Yes, it should. However this is hard to get right. We need to find out using change detection which buckets to update. Instead of min/max one would need a histogram aggregation to get the changes. Even more complex is the query side as transform needs to create a query to narrow the changes. With min/max a simple range query works well. For a histogram one would need a complex query with lots of range queries for every bucket that has changed. I think for most use cases this is slower than the simple min/max heuristic. It is unclear which strategy is most effective as it depends on the data.

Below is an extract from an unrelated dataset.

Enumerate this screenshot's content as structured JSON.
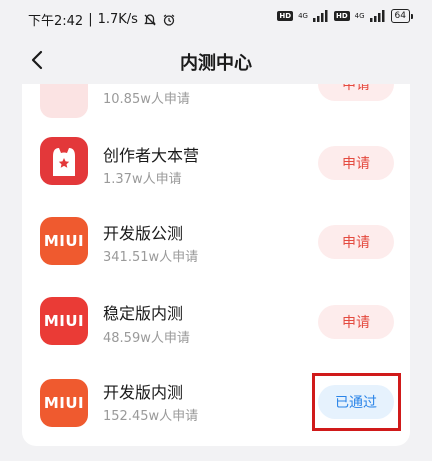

Thanks for the insights. I was thinking that the optimization process could try to create a few date ranges to query (depending on what's a good number to have in the filter query), and not have a date range for every single bucket. It can create a few sliding windows to fit all of the changed buckets in. I am probably not thinking of all the possible edge cases here, but in my case that would go from processing 10-15M documents to a few hundred. This additional optimization can kick in if the number of documents to process are way higher than the number of new documents that were ingested, or it could be a setting in the transform itself.

Considering the way it works currently, do you have any recommendations for my use case? I am currently ingesting around 3M transactions per month, and sometimes a transaction update can arrive up to 6 months later (which causes the transforms to reprocess 18M documents in the worst case scenario). I have the following 2 ideas so far:

  1. Whenever an update arrives for a transaction that is too old, the application manually calculates the bucket it would be in, and updates the transform destination index. The date field is not updated, which will not trigger the transform to consider this as an updated document.

  2. Have smaller source indices (maybe 1 per month), so if an update arrives on an old transaction, the transform will only reprocess transactions from that entire month in the worst case scenario. My question here is if it's even possible to have transforms as part of an index template, so whenever an index is rolled over, the new index has an identical transform sending data to the same destination index?

Your ideas around the optimization sound useful. It will be challenging to get the partitioning right and it must work in a generic way. However I don't see the capacity at the moment to implement it.

Regarding your current transform: How many client_id's do you have? The recalculation you see should only happen for the client_id's that changed. However there is no analysis of co-occurrence: If an old transaction of client A gets updated, but in the 5 minutes time window any update for client B and C happened, transform will still recalculate entries for B and C. It won't recalculate client D and E at least. It might help to reduce frequency to reduce the chance of hitting coincidental updates. You could also create separate transforms based on client_id. It should be possible to let them write into the same destination index.

What I am wondering: In the aggregation part you 2 terms aggregations for status and risk.decision. What if you create separate transforms for those, in this case status and risk.decision would go into the group_by part. This might help reducing the amount of recalculations.

Regarding ILM: No, unfortunately there is no such integration. The idea of having a transform at rollover sounds interesting.

Thanks @Hendrik_Muhs for the ideas. There are currently around 100 client_ids, but this will grow to a higher number. I also like the idea of separating the aggregations into different transforms. For now, we are going with the approach of handling these cases separately in the application, and manually recalculating the buckets to update the transform destination, since that seems like the most optimal solution for our use case. I will report back if we run into any problems with that.

This topic was automatically closed 28 days after the last reply. New replies are no longer allowed.